Johns Hopkins radiologists have found that a deep learning algorithm to detect tuberculosis (TB) in chest X-rays could be useful for identifying lung abnormalities related to COVID-19. These findings, published online in the Journal of Thoracic Imaging, suggest that deep learning systems could potentially assist clinicians in triaging and treating these high-risk patients, as well as help overcome the paucity of COVID-19 images available for machine learning development.
Chest X-rays have been proposed as a potentially useful tool for assessing COVID-19 patients, especially in overwhelmed emergency departments and urgent care centers.
The study was based on the observation that chest X-ray abnormalities from COVID-19 appear very similar to those of TB patients. The research team hypothesized that a deep learning model already trained to identify TB in X-rays would also work well to identify signs of the novel coronavirus.
“We found good generalization of our TB model toward COVID-19,” says radiology resident Paul Yi, co-director of the Radiology AI Lab and affiliate faculty of the Malone Center for Engineering in Healthcare. “Our goal was to demonstrate the ability of a deep learning model that had never ‘seen’ a case of COVID-19 to identify these cases. Because COVID-19 is a new infection, large datasets are not currently available to train deep learning models. We hypothesized that images of other infections with similar appearances to COVID-19 could be used to train models capable of identifying this new disease.”

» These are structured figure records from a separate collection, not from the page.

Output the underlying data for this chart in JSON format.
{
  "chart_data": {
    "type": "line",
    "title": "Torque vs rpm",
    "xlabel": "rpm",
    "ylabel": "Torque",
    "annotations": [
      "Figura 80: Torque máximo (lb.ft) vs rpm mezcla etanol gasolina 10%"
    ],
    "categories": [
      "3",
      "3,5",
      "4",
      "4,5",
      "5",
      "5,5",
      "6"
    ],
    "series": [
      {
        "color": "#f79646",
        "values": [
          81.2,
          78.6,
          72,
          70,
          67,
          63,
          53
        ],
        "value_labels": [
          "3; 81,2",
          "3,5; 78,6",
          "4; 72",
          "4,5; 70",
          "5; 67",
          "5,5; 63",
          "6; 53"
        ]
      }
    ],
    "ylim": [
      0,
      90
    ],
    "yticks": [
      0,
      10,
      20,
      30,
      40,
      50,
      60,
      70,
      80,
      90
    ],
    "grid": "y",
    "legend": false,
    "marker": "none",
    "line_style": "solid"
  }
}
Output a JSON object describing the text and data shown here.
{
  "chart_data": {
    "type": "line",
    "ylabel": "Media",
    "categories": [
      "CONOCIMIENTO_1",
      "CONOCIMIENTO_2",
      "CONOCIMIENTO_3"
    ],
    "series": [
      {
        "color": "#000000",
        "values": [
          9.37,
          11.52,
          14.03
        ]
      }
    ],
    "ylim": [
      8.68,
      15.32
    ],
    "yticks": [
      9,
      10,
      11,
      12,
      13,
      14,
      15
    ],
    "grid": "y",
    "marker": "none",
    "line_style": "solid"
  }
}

Yi, along with co-authors Tae Kyung Kim, a medical student at Johns Hopkins School of Medicine, and Cheng Ting Lin, director of Thoracic Radiology in the Russell H. Morgan Department of Radiology and Radiological Science, collected 88 publicly available frontal chest X-rays from patients with confirmed COVID-19 diagnoses. Of the 88, the model correctly classified 78 of them as “positive” for COVID-19, for an 89 percent success rate.
While these results are encouraging, the team acknowledges their study’s limitations. For example, although the model can identify COVID-19 positive x-rays, it may not be able to distinguish it from other diseases that cause similar lung abnormalities.
Still, further research into this area is certainly warranted as the pandemic continues. “These results are a proof-of-concept for a potential new screening method for COVID-19 in clinical settings,” adds Yi. “Deep learning models could facilitate faster triage in emergency departments, point-of-care interpretation for non-radiologists on the frontline, and potential workload reduction for radiologists.”